「甘ったるいダサさもあるけれど、着想に妙があり、よくできている恋愛ファンタジー映画」1秒先の彼女 shoheiさんの映画レビュー(感想・評価)
甘ったるいダサさもあるけれど、着想に妙があり、よくできている恋愛ファンタジー映画
80年代後半から90年代前半にかけて、侯孝賢(ホウ・シャオシェン)やエドワード・ヤンといった台湾ニューウェブの監督作品を何度もよく観たし、その中に今でも生涯ベスト級の作品があるのだけれど、その二代巨頭とは少しテイストの違う若手監督だった、陳玉勲(チェン・ユーシュン)の作品「熱帯魚」もなかなか魅力的だった。だけれど、彼の作品は独特の甘ったるいダサさを少し感じさせるところもあった。映画監督も一時は辞めてはいたらしいけれど、その後、長編二作を撮り、この独特で奇妙な恋愛映画を発表したわけだ。着想に妙があり、また主演の女優さんがコメディの主演として優れておりチャーミングなので、甘ったるさもファンタジー映画としか見事に昇華されている。
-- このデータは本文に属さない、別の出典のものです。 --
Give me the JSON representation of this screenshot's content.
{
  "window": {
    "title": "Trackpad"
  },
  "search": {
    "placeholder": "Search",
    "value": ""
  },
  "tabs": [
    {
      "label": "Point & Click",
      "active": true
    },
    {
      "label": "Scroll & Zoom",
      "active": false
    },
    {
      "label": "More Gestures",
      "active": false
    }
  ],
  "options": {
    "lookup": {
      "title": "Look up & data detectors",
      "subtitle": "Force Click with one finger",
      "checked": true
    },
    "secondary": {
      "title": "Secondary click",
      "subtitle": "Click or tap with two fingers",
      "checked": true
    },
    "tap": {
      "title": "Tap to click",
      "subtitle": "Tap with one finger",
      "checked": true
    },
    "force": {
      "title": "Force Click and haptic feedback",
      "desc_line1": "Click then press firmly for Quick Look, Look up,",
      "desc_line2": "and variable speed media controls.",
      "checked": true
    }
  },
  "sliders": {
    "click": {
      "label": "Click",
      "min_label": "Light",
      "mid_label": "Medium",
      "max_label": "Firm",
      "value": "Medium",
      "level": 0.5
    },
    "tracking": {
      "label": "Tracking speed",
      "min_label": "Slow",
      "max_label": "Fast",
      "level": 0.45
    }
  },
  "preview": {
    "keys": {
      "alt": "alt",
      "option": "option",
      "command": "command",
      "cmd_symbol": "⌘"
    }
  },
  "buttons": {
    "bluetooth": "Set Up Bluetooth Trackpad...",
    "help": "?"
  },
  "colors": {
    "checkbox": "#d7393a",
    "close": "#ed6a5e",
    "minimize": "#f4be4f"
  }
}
「熱帯魚」同様、台湾の地方(嘉義県)の海の景色もなかなかいい。郵便局で働く30歳近くの女性が、ダンスの講師に突然声をかけられて、夏のバレンタインデー(台湾では七夕と2月14日の二回のバレンタインデー、情人節がある)を過ごすことを約束する。ところが、その一日が訪れずに消失してしまうのだ。デートの待ち合わせ場所に行くと、その日はバレンタインデーの翌日だった。彼女は何故か日焼けしている。その謎解きのプロットが非常によくできていて面白い。意外な方向に話が転じていく。台湾ならびに中国の映画は、アート系映画に比べると、エンタメ系がちょっと見劣りするように思えるのだけれど、この作品は本当によく練られていて、見ていて非常に楽しかった。